The first and most obvious consequence of the pandemic was the loss of health and of lives across communities large and small. Although daily case numbers at present are lower than they were, and the demand on the health system is, for the moment, manageable, the spikes that continue to occur remind us how vulnerable we are to this virus. We are learning more about both its short-term and long-term effects on the human body, young or old. With passing months, our initial fear of catching coronavirus has given way to concern for the faltering economy, for the isolation and separation from family and friends, for the sacrifice of daily routines that we didn’t know we valued until we lost them. We need to support community health. To do so, we should think about establishing immediate access to health care for both physical and mental health emergencies. This could mean establishing a walk-in clinic in Pelham, or at least a means of making online or telephone contact 24/7 with health professionals located right in our community. We have yet to experience what it will be like to deal with COVID-19 once the weather turns cold and icy. In a medical or mental health emergency, there would be comfort in knowing that help is close at hand.

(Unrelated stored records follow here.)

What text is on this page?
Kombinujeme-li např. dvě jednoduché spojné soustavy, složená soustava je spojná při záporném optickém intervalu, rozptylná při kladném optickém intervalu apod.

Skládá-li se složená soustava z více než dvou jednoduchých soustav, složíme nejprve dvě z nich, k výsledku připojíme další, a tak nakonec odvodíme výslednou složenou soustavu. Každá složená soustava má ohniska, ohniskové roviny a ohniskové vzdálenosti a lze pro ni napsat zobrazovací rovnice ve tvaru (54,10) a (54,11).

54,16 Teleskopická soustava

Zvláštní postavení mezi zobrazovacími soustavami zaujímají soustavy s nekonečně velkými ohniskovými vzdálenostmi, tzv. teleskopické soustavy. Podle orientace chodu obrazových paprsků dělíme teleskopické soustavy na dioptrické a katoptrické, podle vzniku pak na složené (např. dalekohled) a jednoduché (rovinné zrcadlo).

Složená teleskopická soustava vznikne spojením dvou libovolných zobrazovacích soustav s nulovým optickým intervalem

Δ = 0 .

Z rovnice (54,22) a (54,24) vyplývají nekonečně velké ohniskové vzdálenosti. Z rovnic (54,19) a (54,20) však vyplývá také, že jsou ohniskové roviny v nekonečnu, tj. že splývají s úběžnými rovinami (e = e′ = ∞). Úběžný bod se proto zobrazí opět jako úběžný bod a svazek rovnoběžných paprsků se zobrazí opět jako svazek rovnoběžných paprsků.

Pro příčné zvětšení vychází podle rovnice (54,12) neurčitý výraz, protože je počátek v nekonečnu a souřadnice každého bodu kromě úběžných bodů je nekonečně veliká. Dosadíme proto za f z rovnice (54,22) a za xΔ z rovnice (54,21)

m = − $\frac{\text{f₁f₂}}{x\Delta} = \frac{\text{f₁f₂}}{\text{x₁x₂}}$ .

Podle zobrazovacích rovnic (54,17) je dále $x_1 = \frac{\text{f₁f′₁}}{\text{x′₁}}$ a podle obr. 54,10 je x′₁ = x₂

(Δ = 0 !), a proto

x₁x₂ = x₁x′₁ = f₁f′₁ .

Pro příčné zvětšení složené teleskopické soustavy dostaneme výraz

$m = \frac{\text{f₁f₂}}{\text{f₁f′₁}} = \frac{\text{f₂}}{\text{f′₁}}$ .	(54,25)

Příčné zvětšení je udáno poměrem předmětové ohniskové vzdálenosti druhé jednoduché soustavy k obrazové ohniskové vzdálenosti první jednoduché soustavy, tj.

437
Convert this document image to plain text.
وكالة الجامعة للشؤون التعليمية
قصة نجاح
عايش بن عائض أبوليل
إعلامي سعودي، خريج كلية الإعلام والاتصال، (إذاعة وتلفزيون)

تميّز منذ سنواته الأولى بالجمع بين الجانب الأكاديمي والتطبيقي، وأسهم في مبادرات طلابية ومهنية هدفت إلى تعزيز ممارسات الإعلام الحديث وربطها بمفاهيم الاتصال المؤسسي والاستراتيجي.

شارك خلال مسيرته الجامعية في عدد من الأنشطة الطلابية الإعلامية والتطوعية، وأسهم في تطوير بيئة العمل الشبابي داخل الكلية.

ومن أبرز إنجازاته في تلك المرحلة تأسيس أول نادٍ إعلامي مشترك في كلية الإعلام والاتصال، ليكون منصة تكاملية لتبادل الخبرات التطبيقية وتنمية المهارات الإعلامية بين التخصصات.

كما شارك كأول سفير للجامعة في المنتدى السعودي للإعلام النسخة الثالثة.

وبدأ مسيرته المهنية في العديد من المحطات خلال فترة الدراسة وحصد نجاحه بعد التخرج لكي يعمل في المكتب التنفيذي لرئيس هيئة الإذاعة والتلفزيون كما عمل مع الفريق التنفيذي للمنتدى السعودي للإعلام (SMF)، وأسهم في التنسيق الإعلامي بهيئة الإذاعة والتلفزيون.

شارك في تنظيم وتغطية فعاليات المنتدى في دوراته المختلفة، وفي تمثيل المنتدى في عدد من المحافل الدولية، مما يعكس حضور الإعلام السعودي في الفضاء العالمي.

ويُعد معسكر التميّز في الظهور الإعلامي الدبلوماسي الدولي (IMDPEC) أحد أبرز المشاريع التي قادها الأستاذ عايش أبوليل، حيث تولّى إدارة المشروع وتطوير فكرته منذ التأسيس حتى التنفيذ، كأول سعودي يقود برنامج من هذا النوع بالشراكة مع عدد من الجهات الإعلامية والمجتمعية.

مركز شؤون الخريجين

Our municipality has received COVID relief funding from both the provincial and federal governments, and council will need to make judicious decisions about how this first infusion can be best used for social and economic recovery. The Town will apply for the second phase of the federal-provincial “Safe Restart Agreement” before October 30th. A compelling case needs to be made for what we, as a Town, can accomplish with this money. The intent is that it will help municipalities see their way through the COVID-19 crisis. On August 26, the prime minister also announced that Ontario will receive $763.3 million dollars to help schools reopen safely. As a small town, we need to advocate for ourselves to ensure that a fair share of this funding comes our way. Through consultation with you, the constituents, my job on council will be to make sure that Ward 1 sees the intended effects of relief funding in ways that reach rural Pelham.

Let’s make the most of the summer weeks we still have ahead of us. The elephant can enjoy the room while we enjoy the patio. If we use this time wisely, we can arm ourselves with resources and new ways of operating that will put us in the best position possible as we pass through autumn into winter. Preventative action now will hopefully mean less yearning for how things were in the past, and more looking forward to how they’ll be in the future. And, with any luck, we can find joy in life as we move along the road to recovery.